WASHINGTON. Cardinal Francis E. George of Chicago, president of the U.S. Catholic bishops, congratulated President-elect Barack Obama on his “historic election” Nov. 4 as the first African-American to win the White House.

“The people of our country have entrusted you with a great responsibility,” the cardinal said in a letter to Obama on behalf of the U.S. Conference of Catholic Bishops. “As Catholic bishops we offer our prayers that God give you strength and wisdom to meet the coming challenges.”

But he also said, “We stand ready to work with you in defense and support of the life and dignity of every human person.”

In Nov. 5 statements, blog postings and other comments, Catholic leaders praised Obama for his history-making victory. Some said the Democrat’s win “best reflected” Catholic values “of hope, personal responsibility and care for the common good.”

But others, including Catholic bishops, said they hoped the new administration would make decisions that show a “commitment to the sanctity and dignity of all human life.” Still other Catholics, including pro-life leaders, expressed profound disappointment that a candidate who supports abortion rights was elected and vowed that the pro-life movement would grow in strength.

In his letter to Obama, released by the USCCB in Washington, Cardinal George said that “the country is confronting many uncertainties.
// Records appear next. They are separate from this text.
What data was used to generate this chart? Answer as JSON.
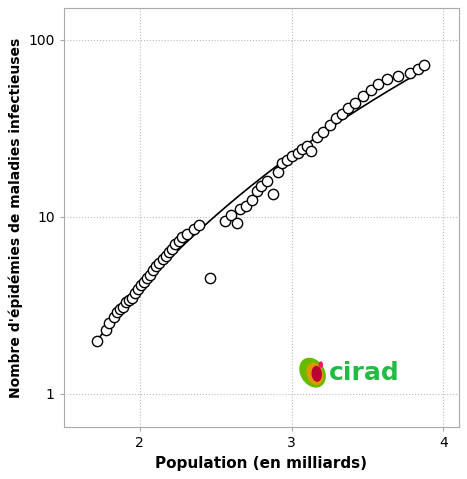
{
  "scatter_x": [
    1.72,
    1.78,
    1.8,
    1.83,
    1.85,
    1.87,
    1.89,
    1.91,
    1.93,
    1.95,
    1.97,
    1.99,
    2.01,
    2.03,
    2.05,
    2.07,
    2.09,
    2.11,
    2.13,
    2.15,
    2.17,
    2.19,
    2.21,
    2.23,
    2.26,
    2.28,
    2.31,
    2.36,
    2.39,
    2.46,
    2.56,
    2.6,
    2.64,
    2.66,
    2.7,
    2.74,
    2.77,
    2.8,
    2.84,
    2.88,
    2.91,
    2.94,
    2.97,
    3.0,
    3.04,
    3.07,
    3.1,
    3.13,
    3.17,
    3.21,
    3.25,
    3.29,
    3.33,
    3.37,
    3.42,
    3.47,
    3.52,
    3.57,
    3.63,
    3.7,
    3.78,
    3.83,
    3.87
  ],
  "scatter_y": [
    2.0,
    2.3,
    2.5,
    2.7,
    2.9,
    3.0,
    3.1,
    3.3,
    3.4,
    3.5,
    3.7,
    3.9,
    4.1,
    4.3,
    4.5,
    4.7,
    5.0,
    5.3,
    5.5,
    5.8,
    6.0,
    6.3,
    6.6,
    7.0,
    7.3,
    7.7,
    8.0,
    8.5,
    9.0,
    4.5,
    9.5,
    10.2,
    9.2,
    11.0,
    11.5,
    12.5,
    14.0,
    15.0,
    16.0,
    13.5,
    18.0,
    20.0,
    21.0,
    22.0,
    23.0,
    24.0,
    25.0,
    23.5,
    28.0,
    30.0,
    33.0,
    36.0,
    38.0,
    41.0,
    44.0,
    48.0,
    52.0,
    56.0,
    60.0,
    62.0,
    65.0,
    68.0,
    72.0
  ],
  "xlabel": "Population (en milliards)",
  "ylabel": "Nombre d'épidémies de maladies infectieuses",
  "xlim": [
    1.5,
    4.1
  ],
  "ylim_log": [
    0.65,
    150
  ],
  "xticks": [
    2,
    3,
    4
  ],
  "yticks": [
    1,
    10,
    100
  ],
  "yticklabels": [
    "1",
    "10",
    "100"
  ],
  "marker_color": "black",
  "marker_facecolor": "white",
  "marker_size": 55,
  "line_color": "black",
  "line_width": 1.2,
  "bg_color": "#ffffff",
  "grid_color": "#bbbbbb",
  "cirad_text": "cirad",
  "cirad_text_color": "#22bb44",
  "xlabel_fontsize": 11,
  "ylabel_fontsize": 10,
  "tick_fontsize": 10
}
We pray that you will use the powers of your office to meet them with a special concern to defend the most vulnerable among us and heal the divisions in our country and our world.”
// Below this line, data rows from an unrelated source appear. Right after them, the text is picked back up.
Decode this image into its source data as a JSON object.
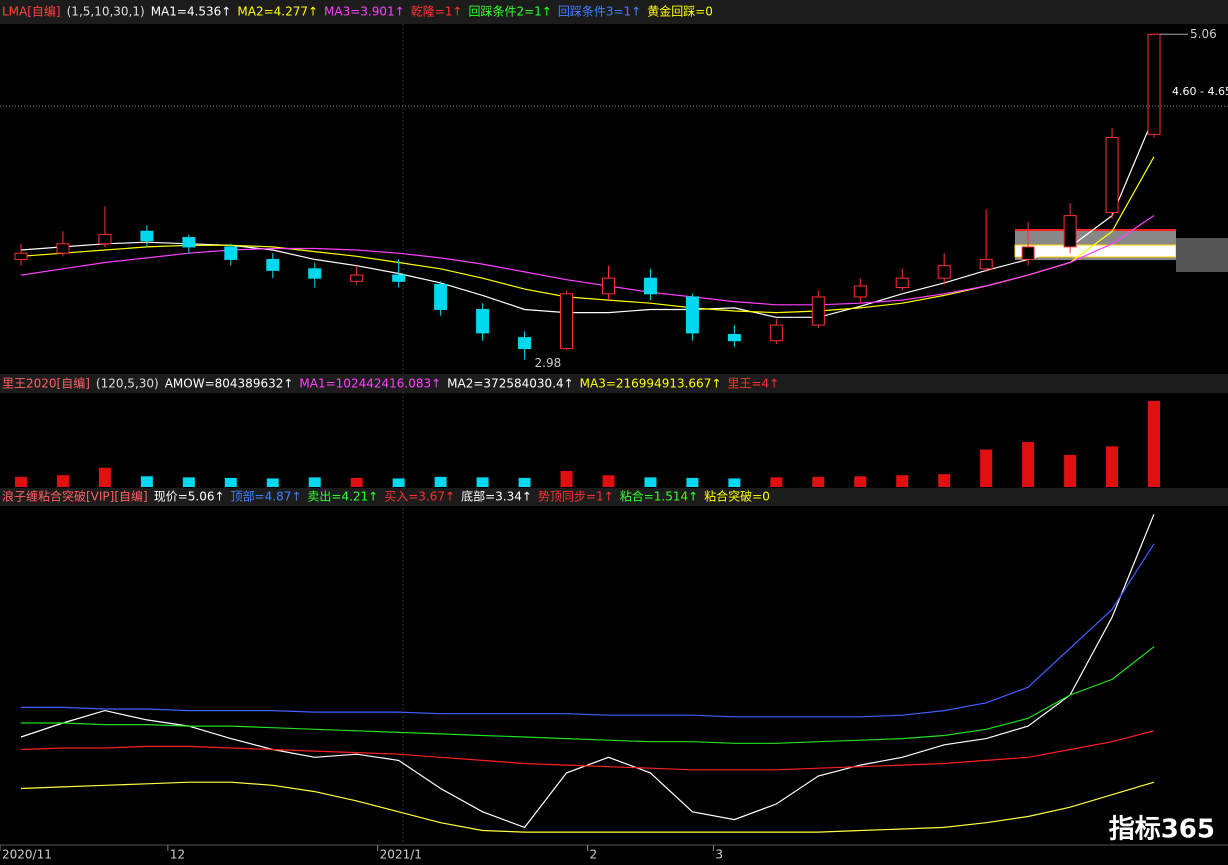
{
  "chart_data": [
    {
      "type": "candlestick",
      "indicator": "LMA[自编]",
      "params": "(1,5,10,30,1)",
      "readouts": [
        {
          "text": "MA1=4.536↑",
          "color": "#ffffff"
        },
        {
          "text": "MA2=4.277↑",
          "color": "#ffff00"
        },
        {
          "text": "MA3=3.901↑",
          "color": "#ff40ff"
        },
        {
          "text": "乾隆=1↑",
          "color": "#ff3030"
        },
        {
          "text": "回踩条件2=1↑",
          "color": "#30ff30"
        },
        {
          "text": "回踩条件3=1↑",
          "color": "#4080ff"
        },
        {
          "text": "黄金回踩=0",
          "color": "#ffff00"
        }
      ],
      "ylim": [
        2.9,
        5.1
      ],
      "open": [
        3.62,
        3.66,
        3.72,
        3.8,
        3.76,
        3.7,
        3.62,
        3.56,
        3.48,
        3.52,
        3.46,
        3.3,
        3.12,
        3.05,
        3.4,
        3.5,
        3.38,
        3.14,
        3.1,
        3.2,
        3.38,
        3.44,
        3.5,
        3.56,
        3.62,
        3.7,
        3.92,
        4.42
      ],
      "high": [
        3.72,
        3.8,
        3.96,
        3.84,
        3.78,
        3.72,
        3.66,
        3.6,
        3.58,
        3.62,
        3.48,
        3.34,
        3.16,
        3.42,
        3.58,
        3.56,
        3.4,
        3.2,
        3.24,
        3.42,
        3.5,
        3.56,
        3.66,
        3.94,
        3.86,
        3.98,
        4.46,
        5.06
      ],
      "low": [
        3.58,
        3.64,
        3.7,
        3.7,
        3.66,
        3.58,
        3.5,
        3.44,
        3.46,
        3.44,
        3.26,
        3.1,
        2.98,
        3.04,
        3.36,
        3.36,
        3.1,
        3.06,
        3.08,
        3.18,
        3.34,
        3.42,
        3.46,
        3.54,
        3.58,
        3.66,
        3.88,
        4.4
      ],
      "close": [
        3.66,
        3.72,
        3.78,
        3.74,
        3.7,
        3.62,
        3.55,
        3.5,
        3.52,
        3.48,
        3.3,
        3.15,
        3.05,
        3.4,
        3.5,
        3.4,
        3.15,
        3.1,
        3.2,
        3.38,
        3.45,
        3.5,
        3.58,
        3.62,
        3.7,
        3.9,
        4.4,
        5.06
      ],
      "lines": [
        {
          "color": "#ffffff",
          "values": [
            3.68,
            3.7,
            3.72,
            3.73,
            3.72,
            3.71,
            3.68,
            3.62,
            3.58,
            3.53,
            3.47,
            3.39,
            3.3,
            3.28,
            3.28,
            3.3,
            3.3,
            3.31,
            3.25,
            3.25,
            3.32,
            3.4,
            3.47,
            3.55,
            3.62,
            3.7,
            3.9,
            4.536
          ]
        },
        {
          "color": "#ffff00",
          "values": [
            3.64,
            3.66,
            3.68,
            3.7,
            3.71,
            3.71,
            3.7,
            3.67,
            3.64,
            3.6,
            3.56,
            3.5,
            3.43,
            3.38,
            3.36,
            3.34,
            3.31,
            3.29,
            3.28,
            3.29,
            3.31,
            3.34,
            3.39,
            3.45,
            3.52,
            3.6,
            3.8,
            4.277
          ]
        },
        {
          "color": "#ff40ff",
          "values": [
            3.52,
            3.56,
            3.6,
            3.63,
            3.66,
            3.68,
            3.69,
            3.69,
            3.68,
            3.66,
            3.63,
            3.59,
            3.54,
            3.49,
            3.45,
            3.41,
            3.38,
            3.35,
            3.33,
            3.33,
            3.34,
            3.36,
            3.4,
            3.45,
            3.52,
            3.6,
            3.72,
            3.901
          ]
        }
      ],
      "annotations": [
        {
          "value": 2.98,
          "label": "2.98"
        },
        {
          "value": 5.06,
          "label": "5.06"
        },
        {
          "value": 4.6,
          "label": "4.60 - 4.65"
        }
      ]
    },
    {
      "type": "bar",
      "indicator": "里王2020[自编]",
      "params": "(120,5,30)",
      "readouts": [
        {
          "text": "AMOW=804389632↑",
          "color": "#ffffff"
        },
        {
          "text": "MA1=102442416.083↑",
          "color": "#ff40ff"
        },
        {
          "text": "MA2=372584030.4↑",
          "color": "#ffffff"
        },
        {
          "text": "MA3=216994913.667↑",
          "color": "#ffff00"
        },
        {
          "text": "里王=4↑",
          "color": "#ff3030"
        }
      ],
      "ylim": [
        0,
        850000000
      ],
      "values": [
        95000000,
        110000000,
        180000000,
        100000000,
        90000000,
        85000000,
        80000000,
        90000000,
        85000000,
        80000000,
        95000000,
        90000000,
        85000000,
        150000000,
        110000000,
        90000000,
        85000000,
        80000000,
        90000000,
        95000000,
        100000000,
        110000000,
        120000000,
        350000000,
        420000000,
        300000000,
        380000000,
        804389632
      ]
    },
    {
      "type": "line",
      "indicator": "浪子缠粘合突破[VIP][自编]",
      "readouts": [
        {
          "text": "现价=5.06↑",
          "color": "#ffffff"
        },
        {
          "text": "顶部=4.87↑",
          "color": "#4080ff"
        },
        {
          "text": "卖出=4.21↑",
          "color": "#30ff30"
        },
        {
          "text": "买入=3.67↑",
          "color": "#ff3030"
        },
        {
          "text": "底部=3.34↑",
          "color": "#ffffff"
        },
        {
          "text": "势顶同步=1↑",
          "color": "#ff3030"
        },
        {
          "text": "粘合=1.514↑",
          "color": "#30ff30"
        },
        {
          "text": "粘合突破=0",
          "color": "#ffff00"
        }
      ],
      "ylim": [
        2.95,
        5.1
      ],
      "categories": [
        "2020/11",
        null,
        null,
        null,
        "12",
        null,
        null,
        null,
        null,
        "2021/1",
        null,
        null,
        null,
        null,
        "2",
        null,
        null,
        "3",
        null,
        null,
        null,
        null,
        null,
        null,
        null,
        null,
        null,
        null
      ],
      "series": [
        {
          "color": "#ffffff",
          "values": [
            3.63,
            3.72,
            3.8,
            3.74,
            3.7,
            3.62,
            3.55,
            3.5,
            3.52,
            3.48,
            3.3,
            3.15,
            3.05,
            3.4,
            3.5,
            3.4,
            3.15,
            3.1,
            3.2,
            3.38,
            3.45,
            3.5,
            3.58,
            3.62,
            3.7,
            3.9,
            4.4,
            5.06
          ]
        },
        {
          "color": "#4060ff",
          "values": [
            3.82,
            3.82,
            3.81,
            3.81,
            3.8,
            3.8,
            3.8,
            3.79,
            3.79,
            3.79,
            3.78,
            3.78,
            3.78,
            3.78,
            3.77,
            3.77,
            3.77,
            3.76,
            3.76,
            3.76,
            3.76,
            3.77,
            3.8,
            3.85,
            3.95,
            4.2,
            4.45,
            4.87
          ]
        },
        {
          "color": "#20e020",
          "values": [
            3.72,
            3.72,
            3.71,
            3.71,
            3.7,
            3.7,
            3.69,
            3.68,
            3.67,
            3.66,
            3.65,
            3.64,
            3.63,
            3.62,
            3.61,
            3.6,
            3.6,
            3.59,
            3.59,
            3.6,
            3.61,
            3.62,
            3.64,
            3.68,
            3.75,
            3.9,
            4.0,
            4.21
          ]
        },
        {
          "color": "#ff2020",
          "values": [
            3.55,
            3.56,
            3.56,
            3.57,
            3.57,
            3.56,
            3.55,
            3.54,
            3.53,
            3.52,
            3.5,
            3.48,
            3.46,
            3.45,
            3.44,
            3.43,
            3.42,
            3.42,
            3.42,
            3.43,
            3.44,
            3.45,
            3.46,
            3.48,
            3.5,
            3.55,
            3.6,
            3.67
          ]
        },
        {
          "color": "#ffff40",
          "values": [
            3.3,
            3.31,
            3.32,
            3.33,
            3.34,
            3.34,
            3.32,
            3.28,
            3.22,
            3.15,
            3.08,
            3.03,
            3.02,
            3.02,
            3.02,
            3.02,
            3.02,
            3.02,
            3.02,
            3.02,
            3.03,
            3.04,
            3.05,
            3.08,
            3.12,
            3.18,
            3.26,
            3.34
          ]
        }
      ]
    }
  ],
  "watermark": "指标365"
}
Archbishop Donald W. Wuerl of Washington said in a statement: “We offer our prayers today for our nation and for our newly elected leaders, including President-elect Obama, as they take on their new responsibilities.”
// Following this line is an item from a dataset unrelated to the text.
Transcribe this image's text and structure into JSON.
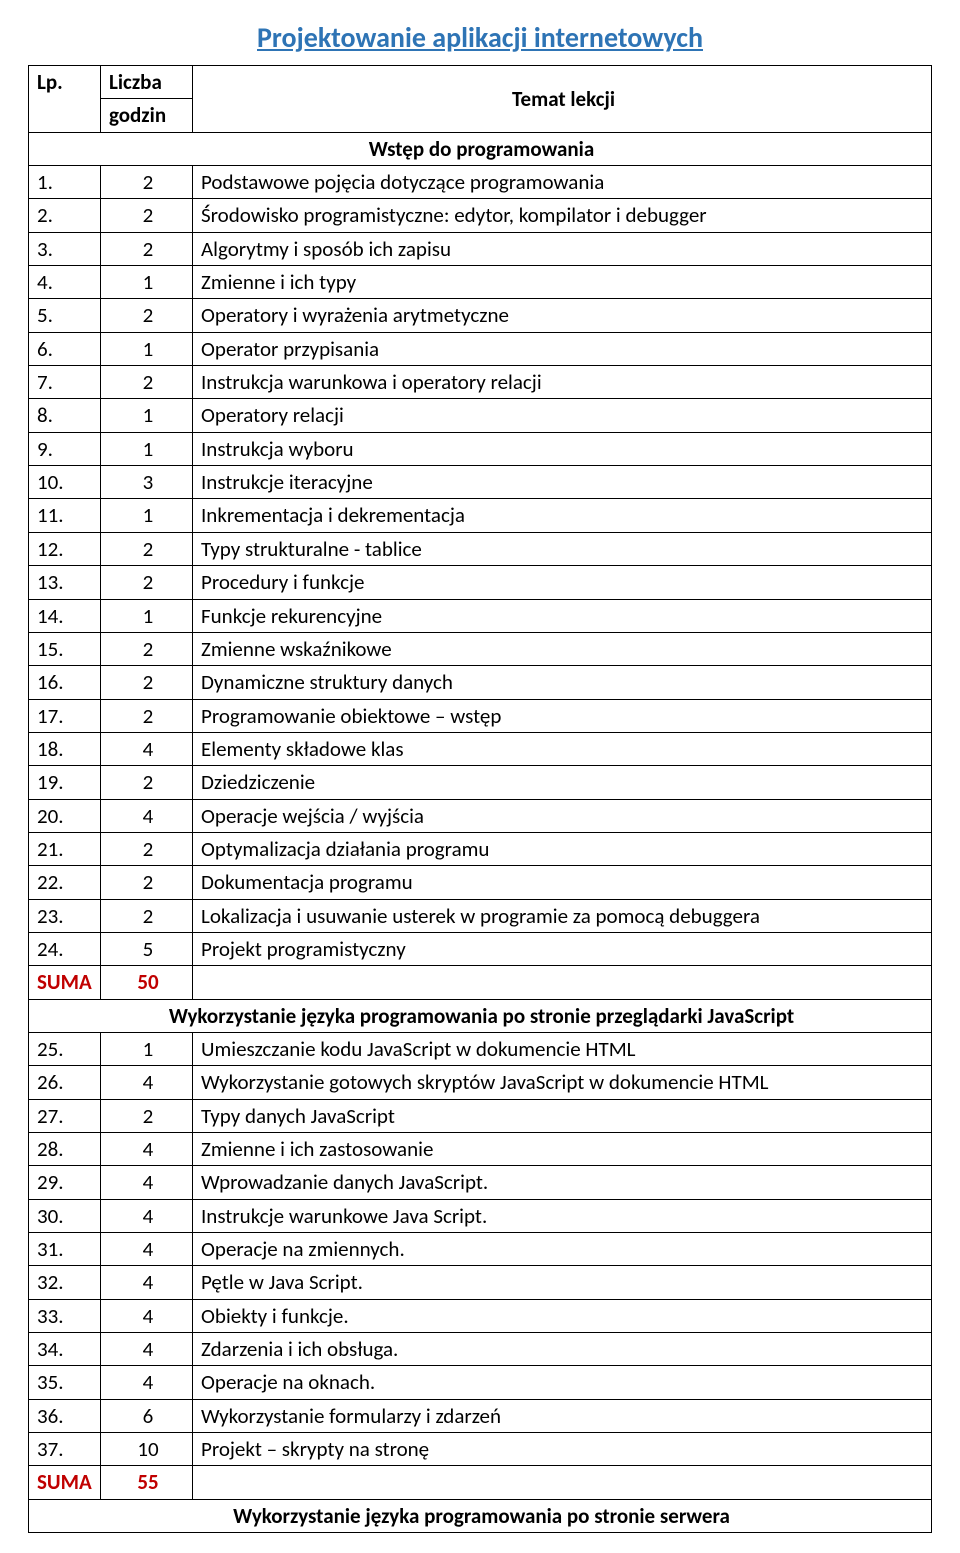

“We rejoice with the rest of our nation in the significance” of Obama’s victory, Archbishop Wuerl said. “May our nation’s new leaders be guided in their decisions with wisdom and compassion and at the heart of all of their decisions may there be a deep respect for and commitment to the sanctity and dignity of all human life and support for the most vulnerable among us.”

“My hope and prayer is that our new president will truly treasure and advance the principles that make us who we are as a great nation,” said Bishop David A. Zubik of Pittsburgh in a letter to Catholics in his diocese.

“As he spoke to the nation for the first time, our newly-elected president offered a litany of hopes for our country. To each of those hopes, the crowd gathered responded: ‘Yes we can!’ May that litany also include ‘life, liberty and the pursuit of happiness,’” Bishop Zubik said.

Father Frank Pavone, national director of Priests for Life, said in a statement the electorate made “a grave mistake,” pointing to a comment Obama made during the campaign that the priest paraphrased by saying that “he does not know when a human being starts to have human rights.”

“Governing is about protecting human rights; to do it successfully, you have to know where they come from, and when they begin. The president-elect has already failed that test miserably,” Father Pavone said, adding that the pro-life movement will grow in strength.

“We will keep marching toward that pro-life America we seek, and won’t stop until we get there,” he said.

In a posting on dotCommonweal, a blog run by the Catholic magazine Commonweal, journalism professor Paul Moses said: “John F. Kennedy blazed the trail for Catholics. But it has taken nearly 50 years for another Catholic to follow him to victory on a national ticket,” with Biden winning the vice presidency.

In a posting on her blog, Catholic cultural critic Amy Welborn said, “I am quite disappointed, from a policy perspective, that Obama won the election. I’m fearful of what his presidency will mean on many issues, particularly that of life as well as religious freedom and transparency in government.”

Still, she said she was “very glad that the barrier has been broken,” with Obama becoming the nation’s first African-American president, and looked “for more barriers being broken in the future.”

“We have work to do,” said American Life League president Judie Brown. “I think it’s time for the pro-life movement to focus on personhood and stop accommodating the Republican Party. We have to unify around personhood. We’re now waiting for those who have resisted (the idea of personhood for the unborn) to finally decide that maybe they were wrong.”